There were bundles of banknotes in the house, including some under a mattress and over £2,500 in a safe, so it appeared that robbery was not the motive for the crime. Raven arrived at the house and appeared overcome with emotion. The police noticed that he was wearing a clean shirt and others noticed that he had changed his suit. Raven lamented that he had not stayed longer with his parents-in-law who, he said, were worried about being burgled. He had been present at the house during the crucial time and was asked to come to the police station for further investigation. He was asked to provide the keys to his house, and when Detective Inspector Diller went there he immediately smelt burning. A gas poker was alight in the kitchen boiler, from which the officer managed to retrieve the remains of a suit. Both victims shared a relatively rare blood group, AB, and bloodstains matching this group were found on the suit and on a pair of Raven’s shoes. Raven’s car seat had been recently cleaned. On this evidence, Detective Chief Inspector Albert Tansil charged him with the murders.

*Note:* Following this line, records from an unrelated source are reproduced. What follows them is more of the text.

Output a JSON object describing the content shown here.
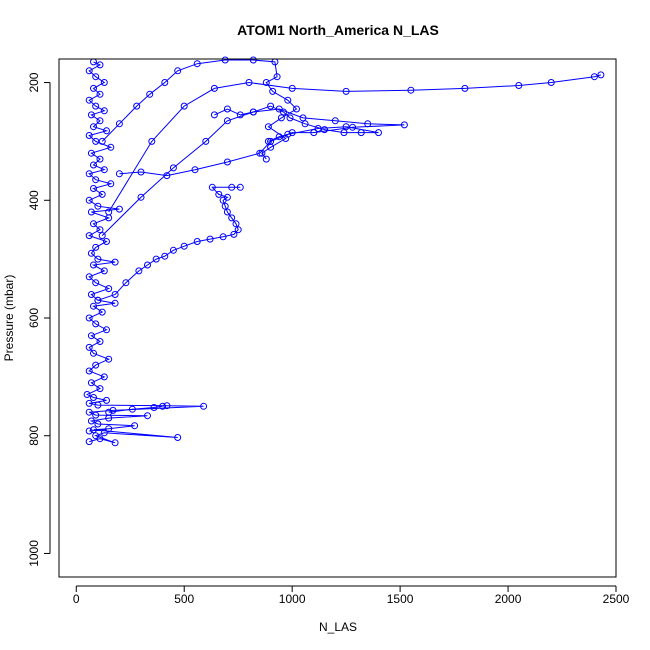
{
  "chart_data": {
    "type": "scatter",
    "title": "ATOM1 North_America N_LAS",
    "xlabel": "N_LAS",
    "ylabel": "Pressure (mbar)",
    "xlim": [
      -80,
      2500
    ],
    "ylim": [
      1040,
      160
    ],
    "y_inverted": true,
    "x_ticks": [
      "0",
      "500",
      "1000",
      "1500",
      "2000",
      "2500"
    ],
    "y_ticks": [
      "200",
      "400",
      "600",
      "800",
      "1000"
    ],
    "marker": "open-circle",
    "line": true,
    "color": "#0000ff",
    "series": [
      {
        "points": [
          [
            60,
            810
          ],
          [
            110,
            805
          ],
          [
            180,
            812
          ],
          [
            90,
            800
          ],
          [
            130,
            795
          ],
          [
            470,
            803
          ],
          [
            80,
            790
          ],
          [
            150,
            788
          ],
          [
            60,
            792
          ],
          [
            270,
            783
          ],
          [
            100,
            780
          ],
          [
            70,
            775
          ],
          [
            150,
            770
          ],
          [
            330,
            766
          ],
          [
            90,
            765
          ],
          [
            60,
            760
          ],
          [
            170,
            757
          ],
          [
            590,
            750
          ],
          [
            420,
            749
          ],
          [
            100,
            748
          ],
          [
            60,
            745
          ],
          [
            140,
            740
          ],
          [
            80,
            735
          ],
          [
            50,
            730
          ],
          [
            110,
            720
          ],
          [
            70,
            710
          ],
          [
            130,
            700
          ],
          [
            60,
            690
          ],
          [
            90,
            680
          ],
          [
            150,
            670
          ],
          [
            80,
            660
          ],
          [
            60,
            650
          ],
          [
            110,
            640
          ],
          [
            70,
            630
          ],
          [
            140,
            620
          ],
          [
            90,
            610
          ],
          [
            60,
            600
          ],
          [
            120,
            590
          ],
          [
            80,
            580
          ],
          [
            180,
            575
          ],
          [
            100,
            570
          ],
          [
            70,
            560
          ],
          [
            150,
            550
          ],
          [
            90,
            540
          ],
          [
            60,
            530
          ],
          [
            130,
            520
          ],
          [
            80,
            510
          ],
          [
            180,
            505
          ],
          [
            100,
            500
          ],
          [
            70,
            490
          ],
          [
            90,
            480
          ],
          [
            140,
            470
          ],
          [
            60,
            460
          ],
          [
            110,
            450
          ],
          [
            80,
            440
          ],
          [
            150,
            430
          ],
          [
            70,
            420
          ],
          [
            200,
            415
          ],
          [
            100,
            410
          ],
          [
            60,
            400
          ],
          [
            120,
            390
          ],
          [
            80,
            380
          ],
          [
            160,
            372
          ],
          [
            90,
            365
          ],
          [
            60,
            355
          ],
          [
            130,
            348
          ],
          [
            80,
            340
          ],
          [
            110,
            330
          ],
          [
            70,
            320
          ],
          [
            160,
            310
          ],
          [
            90,
            300
          ],
          [
            60,
            290
          ],
          [
            140,
            282
          ],
          [
            80,
            275
          ],
          [
            110,
            265
          ],
          [
            70,
            255
          ],
          [
            130,
            248
          ],
          [
            90,
            240
          ],
          [
            60,
            230
          ],
          [
            110,
            220
          ],
          [
            80,
            210
          ],
          [
            130,
            200
          ],
          [
            90,
            190
          ],
          [
            60,
            180
          ],
          [
            110,
            170
          ],
          [
            80,
            165
          ]
        ]
      },
      {
        "points": [
          [
            100,
            570
          ],
          [
            180,
            560
          ],
          [
            230,
            540
          ],
          [
            290,
            520
          ],
          [
            330,
            510
          ],
          [
            370,
            500
          ],
          [
            410,
            495
          ],
          [
            450,
            485
          ],
          [
            500,
            478
          ],
          [
            560,
            470
          ],
          [
            620,
            466
          ],
          [
            680,
            462
          ],
          [
            730,
            458
          ],
          [
            750,
            450
          ],
          [
            740,
            440
          ],
          [
            720,
            430
          ],
          [
            700,
            420
          ],
          [
            690,
            410
          ],
          [
            680,
            400
          ],
          [
            700,
            395
          ],
          [
            660,
            390
          ],
          [
            630,
            378
          ],
          [
            720,
            378
          ],
          [
            760,
            378
          ]
        ]
      },
      {
        "points": [
          [
            120,
            460
          ],
          [
            300,
            395
          ],
          [
            450,
            345
          ],
          [
            600,
            300
          ],
          [
            700,
            265
          ],
          [
            820,
            250
          ],
          [
            940,
            245
          ],
          [
            1050,
            260
          ],
          [
            1200,
            265
          ],
          [
            1350,
            270
          ],
          [
            1520,
            272
          ],
          [
            1280,
            276
          ],
          [
            1100,
            285
          ],
          [
            1000,
            285
          ],
          [
            900,
            300
          ],
          [
            850,
            320
          ],
          [
            700,
            335
          ],
          [
            550,
            348
          ],
          [
            420,
            358
          ],
          [
            300,
            352
          ],
          [
            200,
            355
          ]
        ]
      },
      {
        "points": [
          [
            150,
            420
          ],
          [
            350,
            300
          ],
          [
            500,
            240
          ],
          [
            640,
            210
          ],
          [
            800,
            200
          ],
          [
            1000,
            210
          ],
          [
            1250,
            215
          ],
          [
            1550,
            213
          ],
          [
            1800,
            210
          ],
          [
            2050,
            205
          ],
          [
            2200,
            200
          ],
          [
            2400,
            190
          ],
          [
            2430,
            187
          ]
        ]
      },
      {
        "points": [
          [
            120,
            300
          ],
          [
            200,
            270
          ],
          [
            280,
            240
          ],
          [
            340,
            220
          ],
          [
            410,
            200
          ],
          [
            470,
            180
          ],
          [
            560,
            168
          ],
          [
            690,
            160
          ],
          [
            820,
            155
          ],
          [
            920,
            165
          ],
          [
            930,
            190
          ],
          [
            880,
            200
          ],
          [
            910,
            215
          ],
          [
            980,
            230
          ],
          [
            1020,
            245
          ],
          [
            950,
            260
          ],
          [
            890,
            275
          ],
          [
            970,
            295
          ],
          [
            900,
            310
          ],
          [
            860,
            320
          ],
          [
            880,
            330
          ]
        ]
      },
      {
        "points": [
          [
            640,
            255
          ],
          [
            700,
            245
          ],
          [
            760,
            255
          ],
          [
            820,
            250
          ],
          [
            900,
            240
          ],
          [
            960,
            250
          ],
          [
            990,
            260
          ],
          [
            1060,
            270
          ],
          [
            1150,
            280
          ],
          [
            1240,
            285
          ],
          [
            1320,
            285
          ],
          [
            1400,
            285
          ],
          [
            1250,
            275
          ],
          [
            1120,
            278
          ],
          [
            980,
            288
          ],
          [
            940,
            292
          ],
          [
            890,
            300
          ]
        ]
      },
      {
        "points": [
          [
            150,
            760
          ],
          [
            260,
            755
          ],
          [
            360,
            752
          ],
          [
            400,
            750
          ]
        ]
      }
    ]
  }
}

When Raven appeared at the Old Bailey in November 1959 he claimed he had left his parents-in-law alive, but had then called on his cousins, who had been out, so he had returned to his parents-in-law and found the murder scene, which is when he got blood on his clothes. He claimed to have driven to his own home in fear and then burnt his suit and washed his shoes. The unlikely story was rejected by the jury who found him guilty and he was sentenced to death.

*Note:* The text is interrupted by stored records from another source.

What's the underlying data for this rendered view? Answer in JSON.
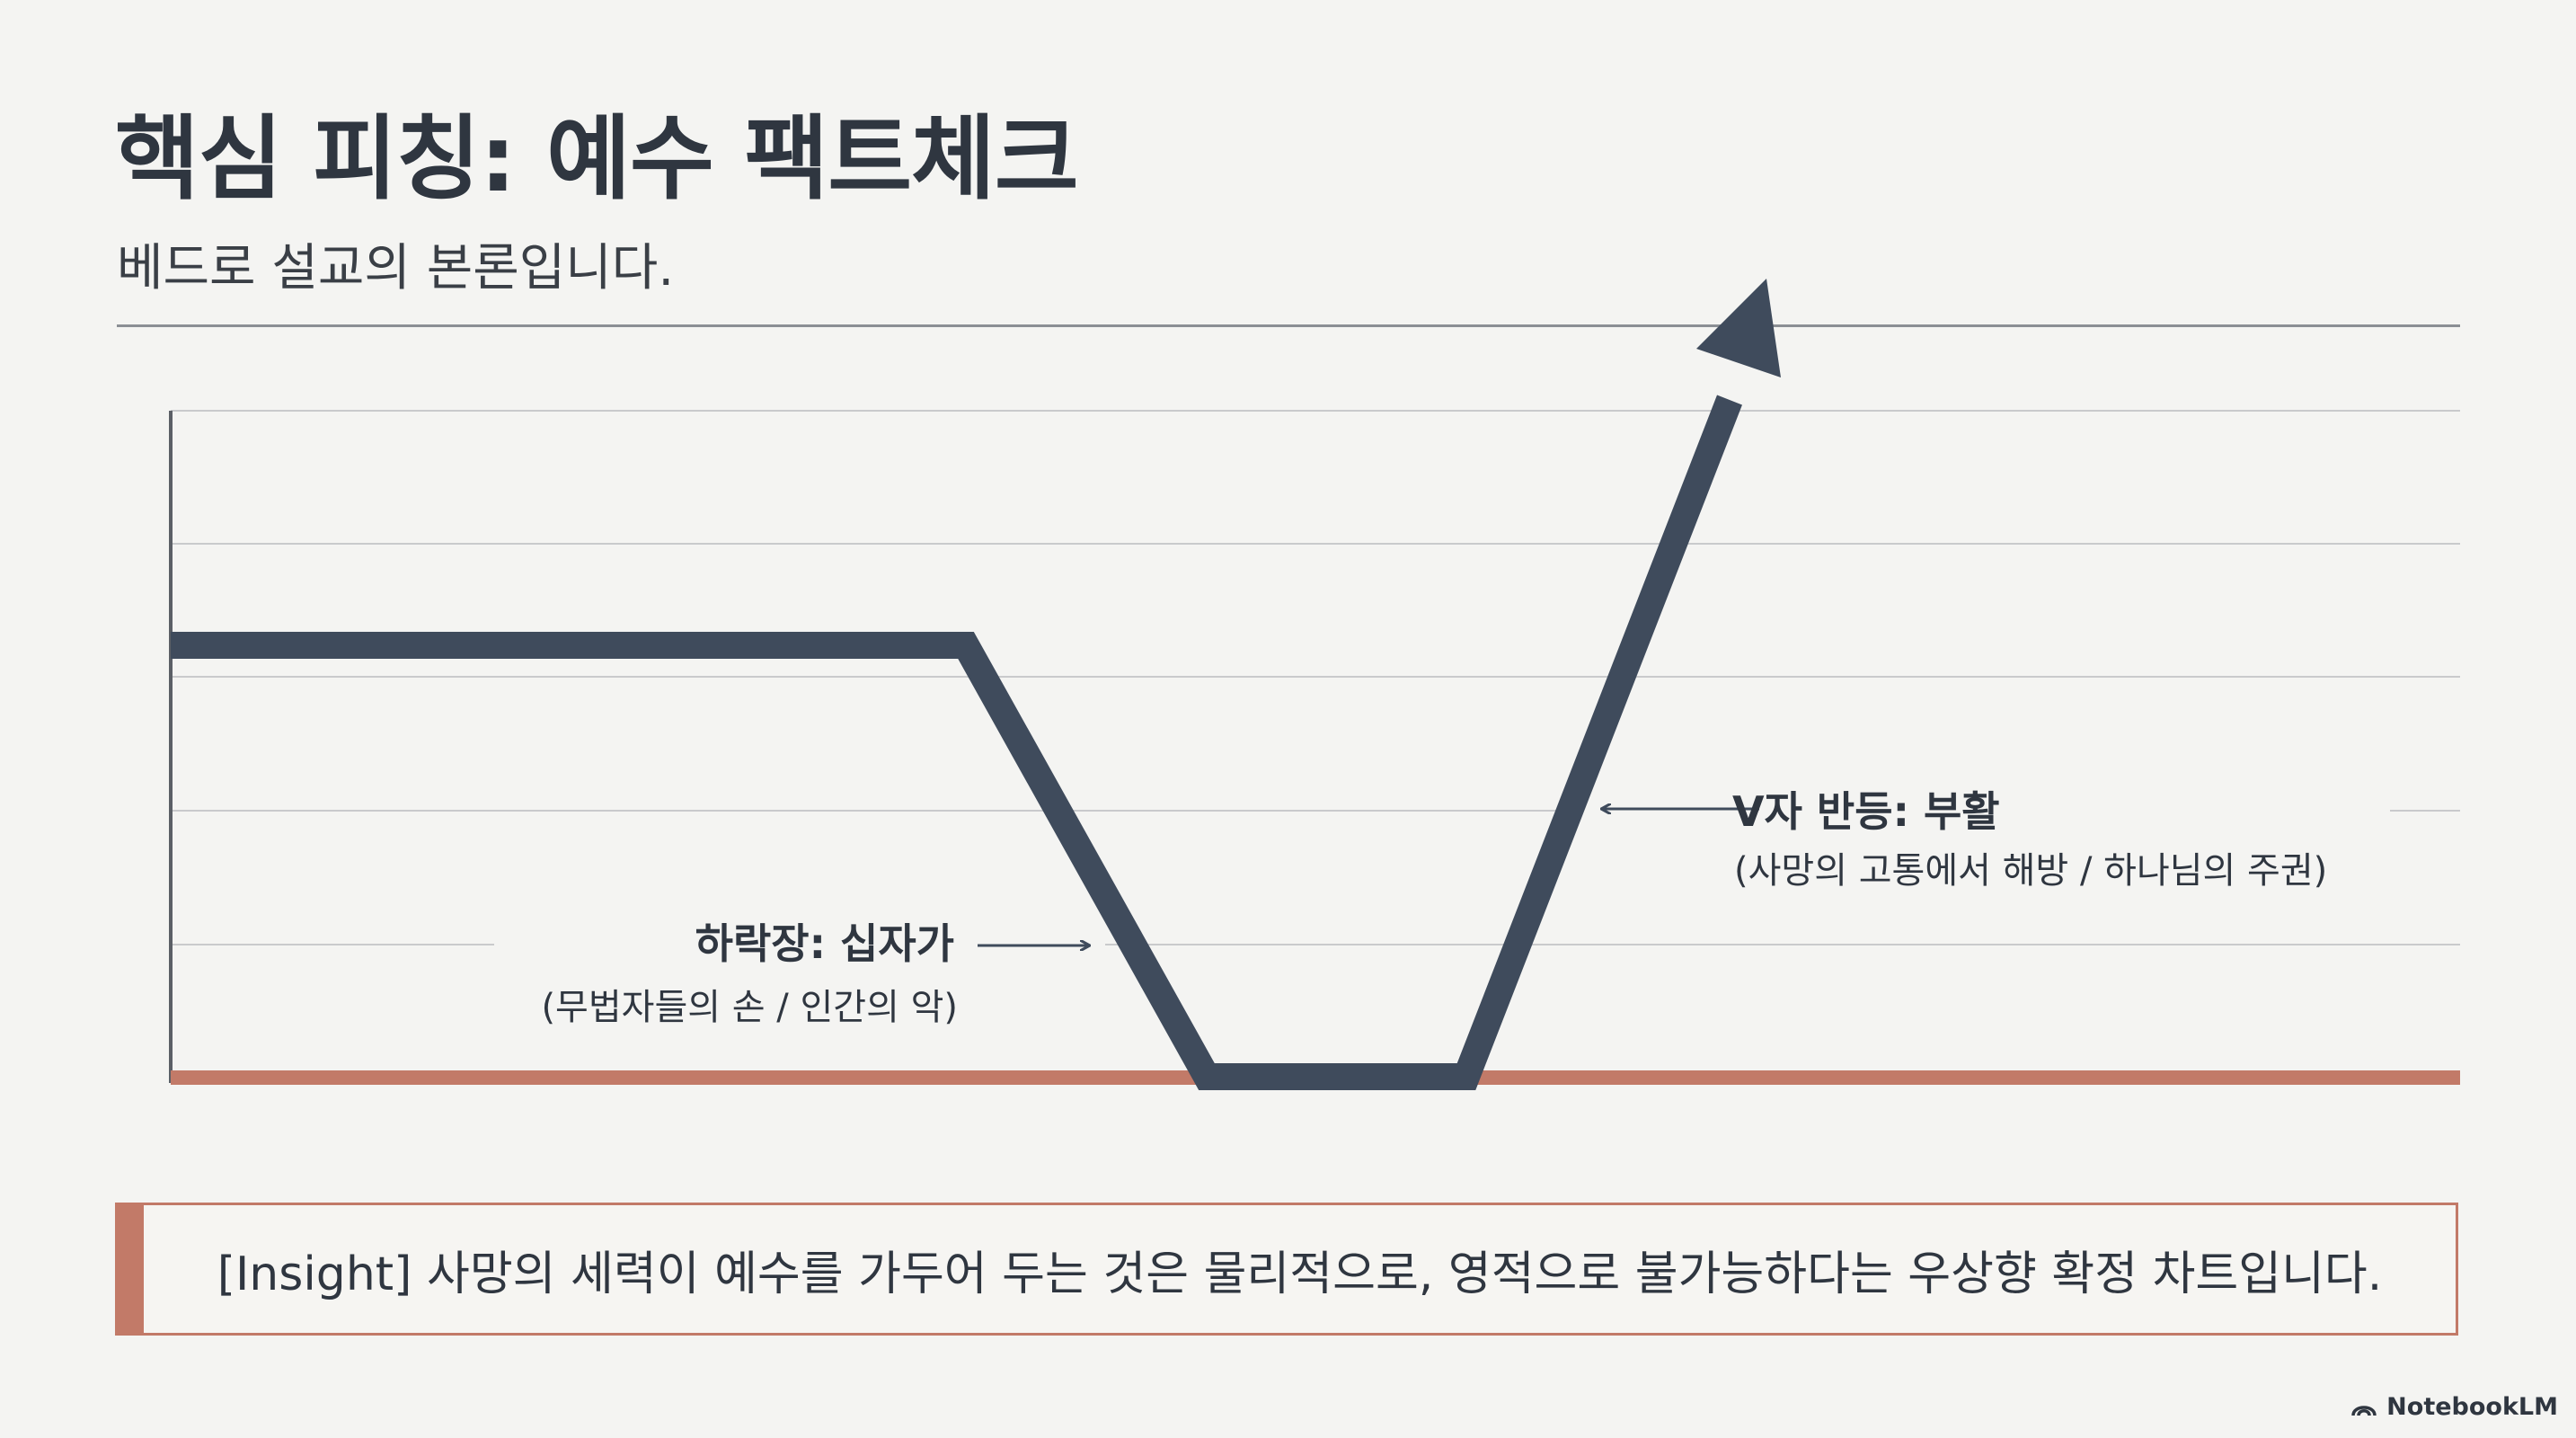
{
  "slide": {
    "title": "핵심 피칭: 예수 팩트체크",
    "subtitle": "베드로 설교의 본론입니다."
  },
  "diagram": {
    "annotations": {
      "drop": {
        "label": "하락장: 십자가",
        "sublabel": "(무법자들의 손 / 인간의 악)"
      },
      "rebound": {
        "label": "V자 반등: 부활",
        "sublabel": "(사망의 고통에서 해방 / 하나님의 주권)"
      }
    },
    "colors": {
      "trend_line": "#3f4b5c",
      "baseline": "#c27a68",
      "grid": "#c9cacc",
      "axis": "#5b5f66"
    }
  },
  "insight": {
    "text": "[Insight] 사망의 세력이 예수를 가두어 두는 것은 물리적으로, 영적으로 불가능하다는 우상향 확정 차트입니다."
  },
  "branding": {
    "logo_text": "NotebookLM",
    "logo_icon": "notebooklm-icon"
  }
}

Raven appealed and for the first time introduced evidence of mental instability, drawing on his record of having been discharged from the RAF because of ‘severe anxiety neurosis’ and on a doctor’s report that he had been suffering from ‘blackouts and brainstorms’. The appeal and a petition seeking a reprieve from the death penalty both failed, and he was hanged at Pentonville prison on 6 January 1950. The burnt clothing and a denture also became museum exhibits.